In the case of a power generator that deals with a government entity, the ability of the power generator to put the plant at market value to the government could act as a deterrent to the government entity’s improper use of a termination law.

Important definitions

Commercial impracticability should be defined, as should foreseeability and other important terms in the termination law. Methods for dealing with commercial impracticability should be specified. Force majeure should exclude an inability to pay.

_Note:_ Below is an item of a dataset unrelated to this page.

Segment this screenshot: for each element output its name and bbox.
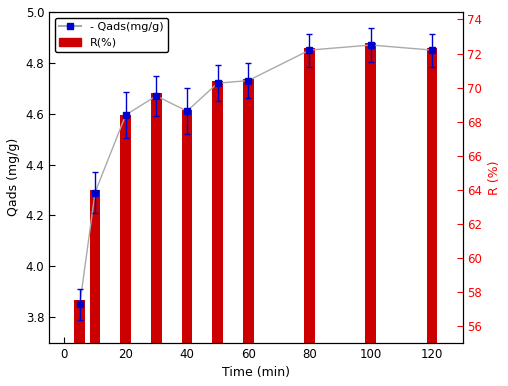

Another way to minimize damages related to termination laws is to obtain guarantees for performance, both of the performance of the contract by the counterparty and for payment for the construction of the underlying assets needed to perform the contract. These guarantees should be coordinated with the right to put, if any.

Win-win relationships

A win-win relationship with the counterparty does much to prevent or smooth out conflict and maintains a spirit of cooperation. For example, if a wholesale power customer was unable to pay for electricity at the long-term agreement rate, both sides could enter the spot market as long as spot prices stayed within an agreed range. Then, if economic conditions changed, the original terms would apply and the contract would continue as before. Otherwise, the contract would terminate at the contract value, with the generator having a right to put the plant if that had been previously negotiated.

Another example would be to trigger a renegotiation period if the price stayed outside a given range for a specified period. This renegotiation could flow into a carefully drafted dispute resolution. This would allow the parties to adjust the agreement in a mutually agreed way but would also prevent delay and abusive tactics.

The above safeguards can be applied to existing long-term agreements through renegotiation with private parties. Both sides benefit from the provisions if they are properly written, so both sides have a significant incentive to execute an amendment. Government entities are reluctant to amend contracts, especially those awarded through a bid process. Some of the above safeguards can be introduced into agreements with government as clarifications. There may be no specificity about the above topics, and the clarification may be accepted. The stakes are often high enough to make the attempt worthwhile.